In February 2021, Schief presented the results of the trial at the International AIDS Society HIV Research for Prevention conference. The candidate had passed its first test with flying colors. Ninety seven percent of the participants that were vaccinated developed detectable VRC01-class immunoglobulin G (IgG) B cells. “In this trial, the targeted cells were only about one in a million of all naïve B cells. To get the right antibody response, we first need to prime the right B cells. The data from this trial affirms the ability of the vaccine immunogen to do this.”

IAVI and the Scripps Research scientists decided to partner with Moderna to utilize the company's mRNA technology to deliver the immunogen eOD-GT8 60mer to the body. While no mRNA vaccine had been authorized for human use prior to Pfizer–BioNTech's BNT162b2, decades of research had been conducted in this space, placing mRNA vaccines in the right place, at the right time.

A Phase I study of the vaccine candidate – known as mRNA-1644 – is set to commence.

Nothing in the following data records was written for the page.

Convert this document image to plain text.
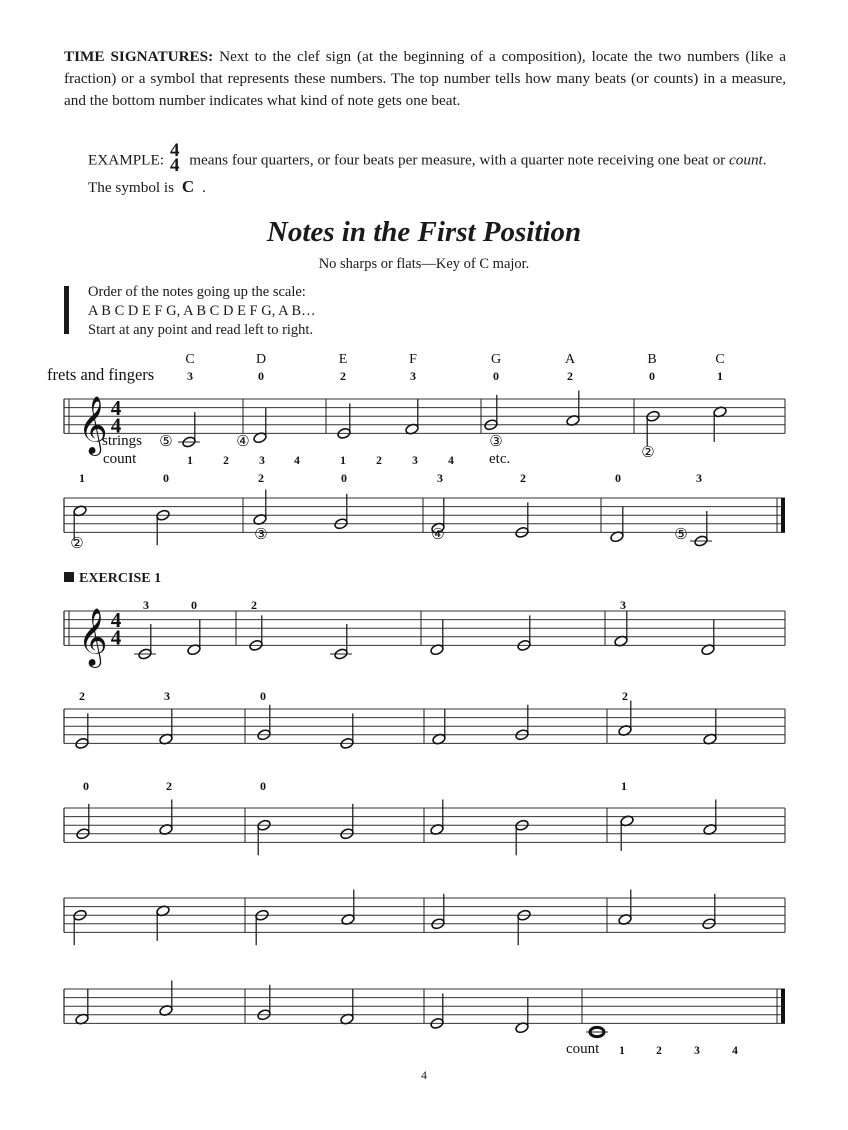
TIME SIGNATURES: Next to the clef sign (at the beginning of a composition), locate the two numbers (like a fraction) or a symbol that represents these numbers. The top number tells how many beats (or counts) in a measure, and the bottom number indicates what kind of note gets one beat.

EXAMPLE: 4
4 means four quarters, or four beats per measure, with a quarter note receiving one beat or count. The symbol is C .

Notes in the First Position

No sharps or flats—Key of C major.

Order of the notes going up the scale:
A B C D E F G, A B C D E F G, A B…
Start at any point and read left to right.
EXERCISE 1
𝄞 4
4
C
3
D
0
E
2
F
3
G
0
A
2
B
0
C
1
frets and fingers
strings ⑤	④	③
②
count	1	2	3	4	1	2	3	4 etc.
1	0	2	0	3	2	0	3
②
③	④	⑤
𝄞 4
4
3	0	2	3
2	3	0	2
0	2	0	1
count 1	2	3	4
4
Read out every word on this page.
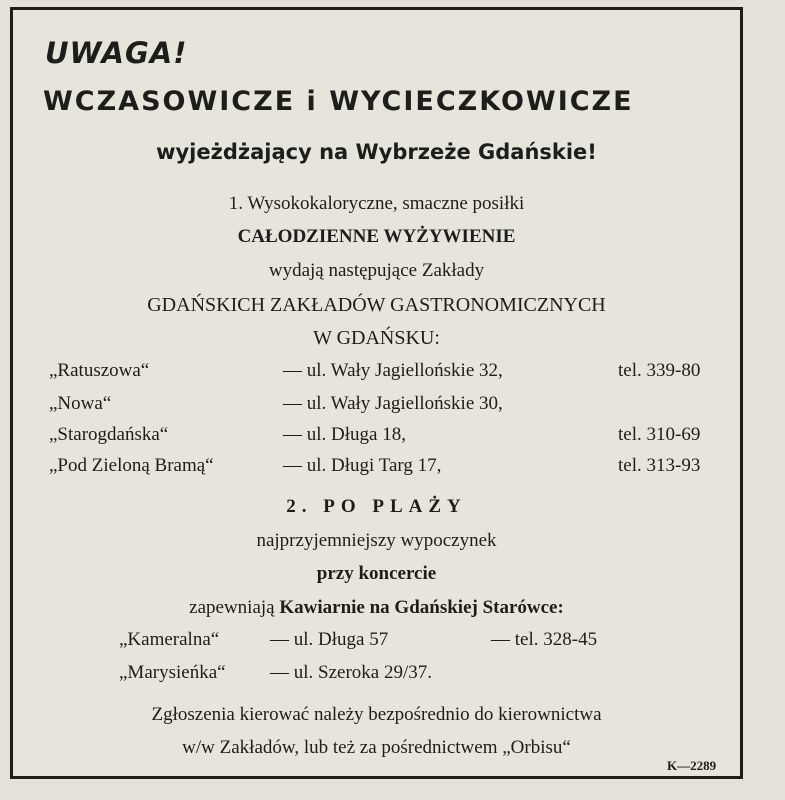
UWAGA!
WCZASOWICZE i WYCIECZKOWICZE
wyjeżdżający na Wybrzeże Gdańskie!
1. Wysokokaloryczne, smaczne posiłki
CAŁODZIENNE WYŻYWIENIE
wydają następujące Zakłady
GDAŃSKICH ZAKŁADÓW GASTRONOMICZNYCH
W GDAŃSKU:
„Ratuszowa“	— ul. Wały Jagiellońskie 32,	tel. 339-80
„Nowa“	— ul. Wały Jagiellońskie 30,
„Starogdańska“	— ul. Długa 18,	tel. 310-69
„Pod Zieloną Bramą“	— ul. Długi Targ 17,	tel. 313-93
2. PO PLAŻY
najprzyjemniejszy wypoczynek
przy koncercie
zapewniają Kawiarnie na Gdańskiej Starówce:
„Kameralna“	— ul. Długa 57	— tel. 328-45
„Marysieńka“ — ul. Szeroka 29/37.
Zgłoszenia kierować należy bezpośrednio do kierownictwa
w/w Zakładów, lub też za pośrednictwem „Orbisu“
K—2289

While a recent update to ClinicalTrials.gov prompted suspicion that the trial would be starting imminently, neither Moderna nor IAVI have made a public announcement.

The study will recruit 56 healthy individuals, aged 18 to 50 years, who are HIV-negative. The study hypothesis reads as follows: "sequential vaccination by a germline-targeting prime followed by directional boost immunogens can induce specific classes of B-cell responses and guide their early maturation toward broadly neutralizing antibody (bNAb) development through an mRNA platform." Both mRNA-1644 and a variant version of the candidate, mRNA-1644v2-Core also being tested in the trial, will be subject to safety and immunogenicity studies. The study is not blinded because the core focus is to ensure that the candidates are, A, safe and B, trigger some kind of immune response. 

First base, but not a home run

This will be the first trial to test an mRNA-based vaccine for HIV in humans. It is hoped that the flexibility of the platform might be a gamechanger for overcoming the virus' tendency to mutate. English explained, "mRNA vaccines allow the rapid development of vaccines using different genetic sequences, and thus different antigens. This could mean developing vaccines that produce a range of different antigens, to cope with the diversity of the HIV virus; and it could allow studies to try out a wider range of antigens to see study their efficacy in initial laboratory studies."

It is very early days, however. Robin Shattock, professor of mucosal infection and immunity at the Faculty of Medicine, Imperial College London, said that, while the Moderna's clinical trial "gets you to first base" it's not necessarily a home run: "Essentially we recognize that you need a series of vaccines to induce a response that gives you the breadth needed to neutralize HIV […] "It’s quite likely that their technology may allow them to start to look at that process, but we’re a very long way away from an effective vaccine.”

The absence of a HIV vaccine is not due to science's lack of trying, but rather the complexity and conniving nature of its viral opponent. While the COVID-19 global pandemic has cast inexplicable grief and disrupt upon the world, it has also brought insight and knowledge on how we best equip ourselves to fight against ongoing and future pathogenic threats. Will this "new-era" in vaccinology see us finally solve "the biggest biomedical challenge of our generation"? Only time, and trials, will tell.